Yep I agree. But I really think season is gonna be like last year. Down here fishin was hit and miss at best. The upwelling came early and BAM it turned on full blast. Weather you were fishin from the surf or from a boat you were catchin and then POOF, it shut right down. I don't know. I do know one thing, fishin is NOT what it used to be here in these parts.


----------



## Surf City Angler (May 27, 2008)

RuddeDogg said:


> I do know one thing, fishin is NOT what it used to be here in these parts.

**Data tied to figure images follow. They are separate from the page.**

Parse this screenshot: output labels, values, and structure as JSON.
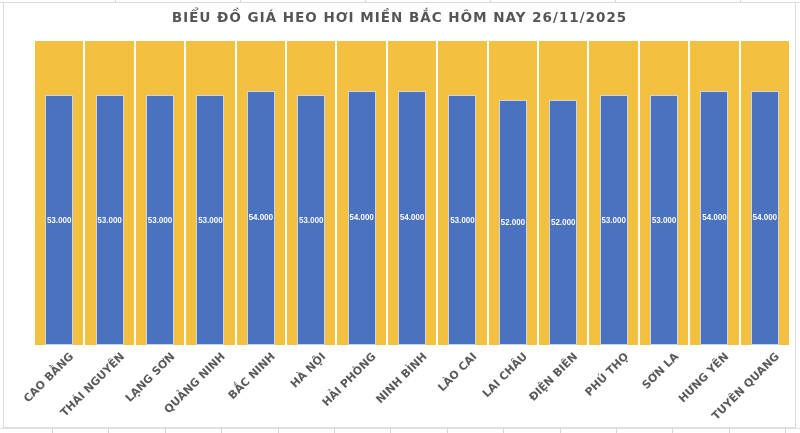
{
  "chart_data": {
    "type": "bar",
    "title": "BIỂU ĐỒ GIÁ HEO HƠI MIỀN BẮC HÔM NAY 26/11/2025",
    "categories": [
      "CAO BẰNG",
      "THÁI NGUYÊN",
      "LẠNG SƠN",
      "QUẢNG NINH",
      "BẮC NINH",
      "HÀ NỘI",
      "HẢI PHÒNG",
      "NINH BÌNH",
      "LÀO CAI",
      "LAI CHÂU",
      "ĐIỆN BIÊN",
      "PHÚ THỌ",
      "SƠN LA",
      "HƯNG YÊN",
      "TUYÊN QUANG"
    ],
    "values": [
      53000,
      53000,
      53000,
      53000,
      54000,
      53000,
      54000,
      54000,
      53000,
      52000,
      52000,
      53000,
      53000,
      54000,
      54000
    ],
    "value_labels": [
      "53.000",
      "53.000",
      "53.000",
      "53.000",
      "54.000",
      "53.000",
      "54.000",
      "54.000",
      "53.000",
      "52.000",
      "52.000",
      "53.000",
      "53.000",
      "54.000",
      "54.000"
    ],
    "xlabel": "",
    "ylabel": "",
    "ylim": [
      0,
      64500
    ],
    "grid": false,
    "legend": "none",
    "data_label_position": "center",
    "colors": {
      "bar": "#4a72c0",
      "background_bar": "#f3c13f",
      "value_label_text": "#ffffff",
      "axis_label_text": "#595959",
      "title_text": "#555555"
    }
  }
}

That's what the old timers tell me. I've only been surf fishing for 5 years now. Last season was actually my best, but i think it has to do with me fishing alot more and also my experience level increasing.


----------



## RuddeDogg (Mar 20, 2004)

Well, I'm not an old timer......yet.........but I do know that we used to catch tide runner sized weakies and blues here all of the time. A 10-12lb or bigger weakie or blue off the local jetties was common place. Now...few and far between. The best year I EVER had for weakfish was 1998. At high tide on the Cape May Lewes ferry side jetty you would ALWAYS limit out with the weakies. July and August you would limit out with the blues and good sized to 2-4 lb range. Even striper and flounder you were doing great then year after year it dwindled and dwindled down to a few good fish here and there. it's starting to come back but it's really slow.


----------



## 1fishinmusician (Jun 8, 2005)

98 was a good year Dogg, I got a 14lb weakie off the end of the Emerson Ave. jetty, haven't caught one since...


----------



## RuddeDogg (Mar 20, 2004)

Hey brother, how goes it? Yep. Those years have gone by the way of the dodo.


----------



## pierfisher (Feb 16, 2009)

Saturday night for the time change...sorry


----------